Tuesday, 30 January 2018

Google Bets $1.1 Billion More Brains Can Help Take On Apple



Google Bets $1.1 Billion More Brains Can Help Take On Apple

HIGHLIGHTS

  • Google officially closed its $1.1 billion deal with HTC
  • The Mountain View company gains 2,000 smartphone specialists
  • The move should help it compete with Apple on smartphones
Google officially closed its $1.1 billion (roughly Rs. 7,000 crores) deal with HTC, adding more than 2,000 smartphone specialists in Taiwan to help the search giant chase Apple in the cut-throat premium handset market.
The deal will help Google design more of its own consumer hardware and could set it up to wade deeper into special-purpose chips -- like Apple. Google's most recent Pixel model came with a new image processor to improve the device's camera. More of this "custom silicon" will come in the future, Google's hardware chief Rick Osterloh said in an interview.
Osterloh brought in HTC engineers and designers to help Google control more of the design and production of its products, including working more closely with suppliers. Google previously focused on software and let manufacturers including Samsung Electronics and HTC handle the hardware. But modern phones offer features like augmented reality and artificial intelligence-based services that require close integration of software and hardware.
"You have to be vertical in some cases to really push the envelope for consumers," Osterloh said. "Our intention is to invest in this for the long term.

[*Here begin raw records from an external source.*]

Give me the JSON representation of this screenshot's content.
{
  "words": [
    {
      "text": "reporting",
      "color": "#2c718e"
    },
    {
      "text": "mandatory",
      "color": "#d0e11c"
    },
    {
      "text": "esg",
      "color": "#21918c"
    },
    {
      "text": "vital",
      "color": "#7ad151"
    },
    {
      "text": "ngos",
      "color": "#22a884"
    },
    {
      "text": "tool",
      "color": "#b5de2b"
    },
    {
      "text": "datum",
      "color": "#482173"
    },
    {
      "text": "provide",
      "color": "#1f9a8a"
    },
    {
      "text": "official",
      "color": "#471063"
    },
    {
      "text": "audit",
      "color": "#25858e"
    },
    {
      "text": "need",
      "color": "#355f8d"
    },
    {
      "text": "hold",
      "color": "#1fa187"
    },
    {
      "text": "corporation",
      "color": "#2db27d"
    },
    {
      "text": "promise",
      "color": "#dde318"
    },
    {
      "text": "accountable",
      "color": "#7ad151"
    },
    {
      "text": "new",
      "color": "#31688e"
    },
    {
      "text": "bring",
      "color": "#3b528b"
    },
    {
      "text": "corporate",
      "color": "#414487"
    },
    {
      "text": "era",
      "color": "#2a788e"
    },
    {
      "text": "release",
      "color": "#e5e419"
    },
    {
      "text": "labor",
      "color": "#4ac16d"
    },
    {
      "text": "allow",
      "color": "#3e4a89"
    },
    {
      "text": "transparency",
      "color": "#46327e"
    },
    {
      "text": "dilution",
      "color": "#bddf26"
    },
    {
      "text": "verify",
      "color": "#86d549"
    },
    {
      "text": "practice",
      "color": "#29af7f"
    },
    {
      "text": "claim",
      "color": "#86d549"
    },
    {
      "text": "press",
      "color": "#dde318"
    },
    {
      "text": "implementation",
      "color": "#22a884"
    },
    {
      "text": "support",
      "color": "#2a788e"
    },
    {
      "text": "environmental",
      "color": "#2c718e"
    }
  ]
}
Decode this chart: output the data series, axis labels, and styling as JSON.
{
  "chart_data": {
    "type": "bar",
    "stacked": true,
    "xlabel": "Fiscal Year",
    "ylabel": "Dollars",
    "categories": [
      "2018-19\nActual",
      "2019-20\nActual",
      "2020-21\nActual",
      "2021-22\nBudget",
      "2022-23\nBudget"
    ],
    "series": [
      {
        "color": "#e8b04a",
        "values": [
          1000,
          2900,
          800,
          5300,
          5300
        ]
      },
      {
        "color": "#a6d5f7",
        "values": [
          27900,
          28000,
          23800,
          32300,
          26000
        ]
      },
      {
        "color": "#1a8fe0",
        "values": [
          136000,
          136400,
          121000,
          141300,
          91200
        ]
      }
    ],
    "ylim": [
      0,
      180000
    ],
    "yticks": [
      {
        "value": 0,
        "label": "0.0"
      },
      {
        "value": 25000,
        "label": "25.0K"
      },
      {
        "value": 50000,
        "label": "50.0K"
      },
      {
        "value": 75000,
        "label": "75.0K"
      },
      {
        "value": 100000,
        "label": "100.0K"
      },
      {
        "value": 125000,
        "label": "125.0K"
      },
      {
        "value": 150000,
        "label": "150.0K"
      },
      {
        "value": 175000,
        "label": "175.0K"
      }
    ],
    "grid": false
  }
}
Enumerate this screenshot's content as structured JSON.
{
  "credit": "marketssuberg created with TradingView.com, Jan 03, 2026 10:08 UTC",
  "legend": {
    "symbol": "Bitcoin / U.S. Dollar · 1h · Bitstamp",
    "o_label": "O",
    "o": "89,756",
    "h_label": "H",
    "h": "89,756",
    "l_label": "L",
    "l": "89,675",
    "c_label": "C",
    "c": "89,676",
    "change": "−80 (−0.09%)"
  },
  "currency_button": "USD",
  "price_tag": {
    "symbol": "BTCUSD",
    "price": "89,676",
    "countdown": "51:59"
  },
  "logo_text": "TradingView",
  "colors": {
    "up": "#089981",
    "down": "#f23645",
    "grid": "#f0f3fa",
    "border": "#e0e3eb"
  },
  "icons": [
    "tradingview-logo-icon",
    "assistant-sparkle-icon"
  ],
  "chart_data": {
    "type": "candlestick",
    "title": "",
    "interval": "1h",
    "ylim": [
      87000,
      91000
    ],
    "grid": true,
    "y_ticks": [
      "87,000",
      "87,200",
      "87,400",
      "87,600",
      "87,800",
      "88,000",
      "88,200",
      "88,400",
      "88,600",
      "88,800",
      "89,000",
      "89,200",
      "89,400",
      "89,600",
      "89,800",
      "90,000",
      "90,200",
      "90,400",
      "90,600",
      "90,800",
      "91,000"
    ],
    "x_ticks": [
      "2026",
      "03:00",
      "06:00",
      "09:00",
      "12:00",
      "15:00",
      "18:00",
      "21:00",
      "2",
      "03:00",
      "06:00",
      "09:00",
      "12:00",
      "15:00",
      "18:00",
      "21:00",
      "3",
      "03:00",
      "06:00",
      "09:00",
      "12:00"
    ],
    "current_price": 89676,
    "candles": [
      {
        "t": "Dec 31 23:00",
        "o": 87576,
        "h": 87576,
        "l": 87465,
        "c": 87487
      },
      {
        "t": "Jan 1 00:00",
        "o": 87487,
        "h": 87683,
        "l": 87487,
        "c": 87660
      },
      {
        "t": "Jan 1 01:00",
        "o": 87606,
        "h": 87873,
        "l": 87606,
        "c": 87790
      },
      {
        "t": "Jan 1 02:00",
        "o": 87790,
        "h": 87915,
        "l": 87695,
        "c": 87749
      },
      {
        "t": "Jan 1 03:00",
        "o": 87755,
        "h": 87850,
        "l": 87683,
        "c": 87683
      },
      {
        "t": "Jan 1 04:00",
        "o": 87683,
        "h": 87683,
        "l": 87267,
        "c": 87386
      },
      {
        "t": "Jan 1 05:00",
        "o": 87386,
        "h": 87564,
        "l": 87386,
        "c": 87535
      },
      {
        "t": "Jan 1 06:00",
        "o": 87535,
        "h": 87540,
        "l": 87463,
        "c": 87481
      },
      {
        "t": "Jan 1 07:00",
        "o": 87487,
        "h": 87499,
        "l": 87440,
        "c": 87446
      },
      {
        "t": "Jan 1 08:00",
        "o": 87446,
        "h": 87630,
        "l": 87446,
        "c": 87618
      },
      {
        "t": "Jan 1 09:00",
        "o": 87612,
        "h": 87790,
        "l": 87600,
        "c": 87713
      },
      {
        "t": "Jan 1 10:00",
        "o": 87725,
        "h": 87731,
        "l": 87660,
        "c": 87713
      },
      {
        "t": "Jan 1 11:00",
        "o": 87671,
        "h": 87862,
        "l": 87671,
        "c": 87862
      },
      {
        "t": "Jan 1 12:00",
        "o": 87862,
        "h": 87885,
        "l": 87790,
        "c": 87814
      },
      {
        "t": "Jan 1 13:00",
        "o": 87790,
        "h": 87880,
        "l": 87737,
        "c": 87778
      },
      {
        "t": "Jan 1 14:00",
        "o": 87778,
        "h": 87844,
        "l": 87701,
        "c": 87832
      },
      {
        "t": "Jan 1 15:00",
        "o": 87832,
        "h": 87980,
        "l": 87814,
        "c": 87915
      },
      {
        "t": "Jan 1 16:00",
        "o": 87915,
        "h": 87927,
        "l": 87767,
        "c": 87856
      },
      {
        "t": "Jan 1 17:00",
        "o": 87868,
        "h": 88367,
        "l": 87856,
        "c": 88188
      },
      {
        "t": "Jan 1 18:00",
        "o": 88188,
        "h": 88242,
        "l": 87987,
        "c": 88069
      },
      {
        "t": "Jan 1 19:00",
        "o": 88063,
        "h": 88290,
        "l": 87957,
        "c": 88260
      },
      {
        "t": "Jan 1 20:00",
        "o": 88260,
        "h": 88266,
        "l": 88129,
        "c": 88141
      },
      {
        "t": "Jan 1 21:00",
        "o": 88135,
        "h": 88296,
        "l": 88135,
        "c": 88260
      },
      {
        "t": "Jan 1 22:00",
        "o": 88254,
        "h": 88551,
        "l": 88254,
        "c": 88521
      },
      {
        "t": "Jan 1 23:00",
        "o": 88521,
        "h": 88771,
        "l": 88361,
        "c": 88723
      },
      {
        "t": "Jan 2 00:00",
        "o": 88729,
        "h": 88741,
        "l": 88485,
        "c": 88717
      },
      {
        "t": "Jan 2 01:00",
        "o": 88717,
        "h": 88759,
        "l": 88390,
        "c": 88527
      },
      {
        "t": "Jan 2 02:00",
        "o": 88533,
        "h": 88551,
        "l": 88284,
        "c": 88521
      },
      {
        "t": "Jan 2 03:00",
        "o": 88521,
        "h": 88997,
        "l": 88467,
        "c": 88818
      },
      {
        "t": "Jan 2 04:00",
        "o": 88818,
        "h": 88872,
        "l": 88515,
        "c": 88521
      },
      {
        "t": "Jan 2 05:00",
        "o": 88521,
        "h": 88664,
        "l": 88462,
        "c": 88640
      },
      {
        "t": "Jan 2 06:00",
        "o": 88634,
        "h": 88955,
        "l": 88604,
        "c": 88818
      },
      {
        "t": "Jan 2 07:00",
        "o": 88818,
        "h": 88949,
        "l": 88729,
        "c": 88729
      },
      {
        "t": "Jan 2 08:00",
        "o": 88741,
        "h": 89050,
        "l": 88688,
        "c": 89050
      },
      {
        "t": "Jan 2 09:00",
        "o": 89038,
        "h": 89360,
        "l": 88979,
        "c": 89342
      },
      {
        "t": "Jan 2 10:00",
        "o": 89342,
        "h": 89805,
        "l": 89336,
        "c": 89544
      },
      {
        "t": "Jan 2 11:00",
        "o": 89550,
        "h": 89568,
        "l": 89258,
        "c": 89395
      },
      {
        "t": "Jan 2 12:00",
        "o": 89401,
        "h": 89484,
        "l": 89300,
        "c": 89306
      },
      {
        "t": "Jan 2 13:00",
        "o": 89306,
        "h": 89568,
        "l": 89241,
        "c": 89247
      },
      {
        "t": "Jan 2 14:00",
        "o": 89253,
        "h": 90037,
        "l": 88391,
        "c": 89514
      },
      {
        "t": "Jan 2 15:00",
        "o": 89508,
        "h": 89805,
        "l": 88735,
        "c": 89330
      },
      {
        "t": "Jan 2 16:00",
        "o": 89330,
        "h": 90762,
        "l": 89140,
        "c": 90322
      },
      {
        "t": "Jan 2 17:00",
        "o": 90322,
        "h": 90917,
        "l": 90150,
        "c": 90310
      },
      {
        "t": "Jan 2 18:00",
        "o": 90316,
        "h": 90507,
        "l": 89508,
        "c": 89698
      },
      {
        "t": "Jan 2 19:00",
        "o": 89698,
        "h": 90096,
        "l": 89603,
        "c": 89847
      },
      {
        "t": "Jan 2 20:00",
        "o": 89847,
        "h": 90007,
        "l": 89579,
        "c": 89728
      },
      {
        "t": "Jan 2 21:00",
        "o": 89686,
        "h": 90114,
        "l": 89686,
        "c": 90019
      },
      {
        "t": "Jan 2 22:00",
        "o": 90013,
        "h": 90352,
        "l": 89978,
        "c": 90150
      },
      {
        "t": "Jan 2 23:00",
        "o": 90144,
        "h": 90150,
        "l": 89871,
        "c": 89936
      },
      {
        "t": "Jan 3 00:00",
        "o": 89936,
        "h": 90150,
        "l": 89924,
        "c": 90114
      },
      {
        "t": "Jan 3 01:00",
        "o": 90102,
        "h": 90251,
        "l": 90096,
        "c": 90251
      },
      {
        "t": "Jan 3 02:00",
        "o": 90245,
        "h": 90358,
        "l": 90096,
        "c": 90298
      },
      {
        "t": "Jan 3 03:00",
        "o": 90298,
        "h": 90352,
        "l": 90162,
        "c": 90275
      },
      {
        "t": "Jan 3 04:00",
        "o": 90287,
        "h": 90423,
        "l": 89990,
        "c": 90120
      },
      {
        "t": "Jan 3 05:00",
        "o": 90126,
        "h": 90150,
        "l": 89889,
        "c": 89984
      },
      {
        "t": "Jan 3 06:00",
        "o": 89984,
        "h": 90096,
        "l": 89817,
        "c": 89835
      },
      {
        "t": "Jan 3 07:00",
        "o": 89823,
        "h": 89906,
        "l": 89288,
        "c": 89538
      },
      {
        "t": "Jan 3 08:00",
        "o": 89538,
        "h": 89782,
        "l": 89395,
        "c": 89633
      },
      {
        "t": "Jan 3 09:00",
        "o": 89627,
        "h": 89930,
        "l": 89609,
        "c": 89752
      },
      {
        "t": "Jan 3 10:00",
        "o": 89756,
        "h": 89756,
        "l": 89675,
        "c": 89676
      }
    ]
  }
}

You'll see a steady increase in investment from us."
HTC said in a separate statement that it plans to proceed with its next flagship smartphone and will focus its efforts in the segment. "Today marks the beginning of an exciting new chapter at HTC as we continue to drive innovation in our branded smartphone and VIVE virtual reality businesses," Cher Wang, chairwoman at HTC said in the statement.
For Google, a bigger step would be to create its own "system-on-a-chip" -- the main processors inside phones that Apple now inserts into its devices. Qualcomm provides the bulk of these chips to Androidphone makers, and Osterloh said Google will keep working with the supplier for the foreseeable future.
Still, by designing more silicon itself, Google could cut business for other suppliers. Apple released its first system-on-a-chip in 2010, and has added special chips to store fingerprint and payment data, track motion, crunch graphics and run AI algorithms on mobile devices.
Google's Pixel sales have been a fraction of Apple's, but another phone maker designing more of its own components is a bad sign for suppliers. Dialog Semiconductor slumped last month after telling investors that Apple, its biggest customer, could design its own power-management chips. Imagination Technologies Group suffered a similar fate last year after Apple stopped buying the UK company's graphics chips in favour of in-house designs.
The HTC deal is also bad news for manufacturers of phones based on Google's Android operating system. Most of these companies have struggled to make money selling premium handsets that compete with the iPhone, while Google benefited from distributing search and other lucrative software services on those devices. Now Google is making its own high-end smartphones. The Pixel phone sold 1.5 million phones in 2017, up from 1 million the year before, according to Counterpoint Research. By contrast, Samsung is estimated to have shipped more than 300 million smartphone units last year.
If Android partners aren't alienated by Google's entrance, they are at least uneasy. After the Pixel arrived, some major Android manufacturers, like Samsung and Huawei Technologies, began to roll out more of their own services on their phones.
Other Android manufacturers "know why we're doing this," Osterloh said. "Quite honestly, Apple is doing really well in developed markets."
After the HTC deal, Google plans to expand research and marketing, cut deals with more phone carriers and retailers, and move into new markets. Sales remain limited to nine countries, including the US, Germany and Singapore.
"China is obviously a very attractive smartphone market and we're certainly interested in going back to China in the future, but we don't have any plans to discuss and frankly it's complicated for the company," he said. Google pulled its services from mainland China in 2010 after refusing to censor its search results.
If Google's push into smartphones sounds familiar, that's because the latest deal echoes Google's $12.5 billion (roughly Rs. 79,600 crores) acquisition of Motorola Mobility in 2012. That experiment flopped. Google never integrated the business and sold most of it to Lenovo Group for $2.91 billion (roughly Rs.18,500 crores). In a blog post, Alphabet CEO Larry Page said Motorola would be better off with a company that's "all-in when it comes to making mobile devices."
Osterloh knows the history well. He was at Motorola after the purchase and stayed on to run it for the Chinese company.
So what makes things different this time around? "The context, the time, it's a different world than it was during the PC-era," said Osterloh.